There was nothing spectacularly different about
tonight when I went downstairs for dinner. I’m almost always alone whenever I
go for meals, and honestly, I prefer it that way – especially when I have a
book to read, and a desperate need to get out from the confines of my room. I’m
not a big one for conversation. I mean, I have conversations in my head, sure, very vivid, even
argumentative ones between Me and Myself, but when it comes to talking to
someone else – maybe not.
Halfway through my ayam penyet and rice, and a
particularly pungent dose of tomato sambal, it occurred to me that in twelve
days, I turn 43, and that it’d been a long time since I’d been to dinner with a
man I was comfortable with. And by ‘man’, I mean, ‘single, available straight
male who wanted to have conversation with me over dinner.’
In case anyone thinks that’s not only incredibly,
stupidly, impossibly specific, let me just note that I don’t need nor want it
to be a date, in that traditional sense of the word. I am well aware that my
credit rating in the dating department is in the negatives, and that men don’t
find me attractive or interesting. I’m the woman that all the
married-or-paired-up friends skip over when they try to match make some
attractive, suitable male with one of the available single women they know,
because we aaaaaall know that the men would ask them why they’re being set up
with such a dog.
Dinner, and conversation with a man who wants to be there, because he asked.
Suddenly that sounds like a very tall order. My friends would probably put it
on the scale of Coke and Pepsi doing a merger and coming up with some
outlandishly pink, bubblegum soda product.
I’ve a personality like a porcupine. In fact,
sometimes I think I channel a porcupine on a Spirit Animal level – my hair’s
always spiky and short and has an attitude of its own, I like clean lines and
sharp angles, and because I’ve been trying to drop some weight and tone up, I’m
at least some part lines and other parts sharp angles as well.
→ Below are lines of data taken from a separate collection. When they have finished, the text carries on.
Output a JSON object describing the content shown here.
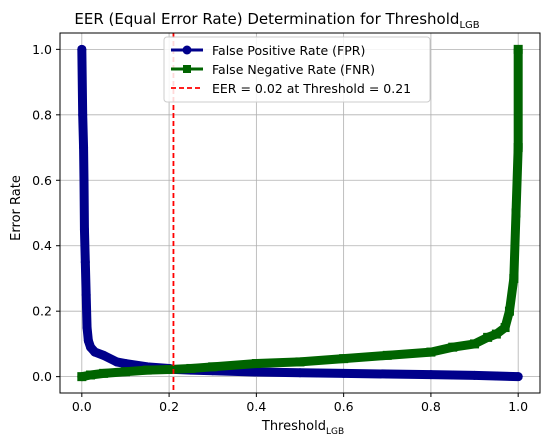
{
  "chart_data": {
    "type": "line",
    "title_main": "EER (Equal Error Rate) Determination for Threshold",
    "title_sub": "LGB",
    "xlabel_main": "Threshold",
    "xlabel_sub": "LGB",
    "ylabel": "Error Rate",
    "xlim": [
      -0.05,
      1.05
    ],
    "ylim": [
      -0.05,
      1.05
    ],
    "xticks": [
      0.0,
      0.2,
      0.4,
      0.6,
      0.8,
      1.0
    ],
    "xtick_labels": [
      "0.0",
      "0.2",
      "0.4",
      "0.6",
      "0.8",
      "1.0"
    ],
    "yticks": [
      0.0,
      0.2,
      0.4,
      0.6,
      0.8,
      1.0
    ],
    "ytick_labels": [
      "0.0",
      "0.2",
      "0.4",
      "0.6",
      "0.8",
      "1.0"
    ],
    "grid": true,
    "legend_position": "top-center",
    "series": [
      {
        "name": "False Positive Rate (FPR)",
        "color": "#00008b",
        "marker": "circle",
        "x": [
          0.0,
          0.002,
          0.004,
          0.005,
          0.006,
          0.008,
          0.01,
          0.012,
          0.015,
          0.02,
          0.03,
          0.05,
          0.08,
          0.1,
          0.15,
          0.2,
          0.21,
          0.25,
          0.3,
          0.4,
          0.5,
          0.6,
          0.7,
          0.8,
          0.9,
          0.95,
          1.0
        ],
        "y": [
          1.0,
          0.8,
          0.7,
          0.6,
          0.45,
          0.35,
          0.25,
          0.15,
          0.11,
          0.09,
          0.075,
          0.065,
          0.045,
          0.04,
          0.03,
          0.025,
          0.022,
          0.02,
          0.018,
          0.014,
          0.012,
          0.01,
          0.008,
          0.006,
          0.004,
          0.002,
          0.0
        ]
      },
      {
        "name": "False Negative Rate (FNR)",
        "color": "#006400",
        "marker": "square",
        "x": [
          0.0,
          0.02,
          0.05,
          0.1,
          0.15,
          0.2,
          0.25,
          0.3,
          0.4,
          0.5,
          0.6,
          0.7,
          0.8,
          0.85,
          0.9,
          0.93,
          0.95,
          0.97,
          0.98,
          0.99,
          0.995,
          1.0,
          1.0
        ],
        "y": [
          0.0,
          0.005,
          0.01,
          0.015,
          0.02,
          0.022,
          0.025,
          0.03,
          0.04,
          0.045,
          0.055,
          0.065,
          0.075,
          0.09,
          0.1,
          0.12,
          0.13,
          0.15,
          0.2,
          0.3,
          0.5,
          0.7,
          1.0
        ]
      }
    ],
    "eer_line": {
      "label": "EER = 0.02 at Threshold = 0.21",
      "x": 0.21,
      "eer": 0.02,
      "color": "#ff0000"
    }
  }
}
That’s all well and good, but porcupines aren’t easy
on the eyes, and they’re not big on conversation either (whoever heard a
talking porcupine?) I
have Opinions that rattle and clunk along in iron shoes and rusty chains. I try
to stay quiet and to soften the words that come out of my mouth, but oftentimes
they make their presence felt like a rain of assassin needles – small, stabby,
out of nowhere. I couldn’t name a man alive who’d want to hold a conversation
with any of that, nor would I expect it – not even the easy-going, phlegmatic
boys of the gaming world that I’ve gotten to know so well.
Twelve days into turning 43, and I’ve realized that
what I really want is a quiet, low-key evening of good conversation, and being
with a man who wants that enough to
ask for it. Not that I have anything against spending time with the rest of my
friends – who, bless them, have put up with my existence for more years than
they should have, and who have done their level best to love and care for a
very unattractive, fairly hopeless spinster who probably should’ve been drowned
at birth to rid the world of the blight of her existence.
But I’m being selfish here and stating what I want, not what’s going to be best for
everyone around me (that would be my absence, which usually makes for a sigh of relief, because then no one has to deal with the Wallflower from Hell.)
To quote a dear friend, “…on a scale of 1-10, [that]
is ‘e’.”
Or maybe that should be negative something something
something.
What I want, versus the reality: rather than hope for
it like some silly goose who doesn’t know when something’s so laughably stupid
it’s impossible, I might just invest in a good bottle of cider, retreat to my
room, and curl up with that, chocolate, and a good book. Or Jeremy Brett’s
Sherlock Holmes.
That, at least, is doable. Unlike men.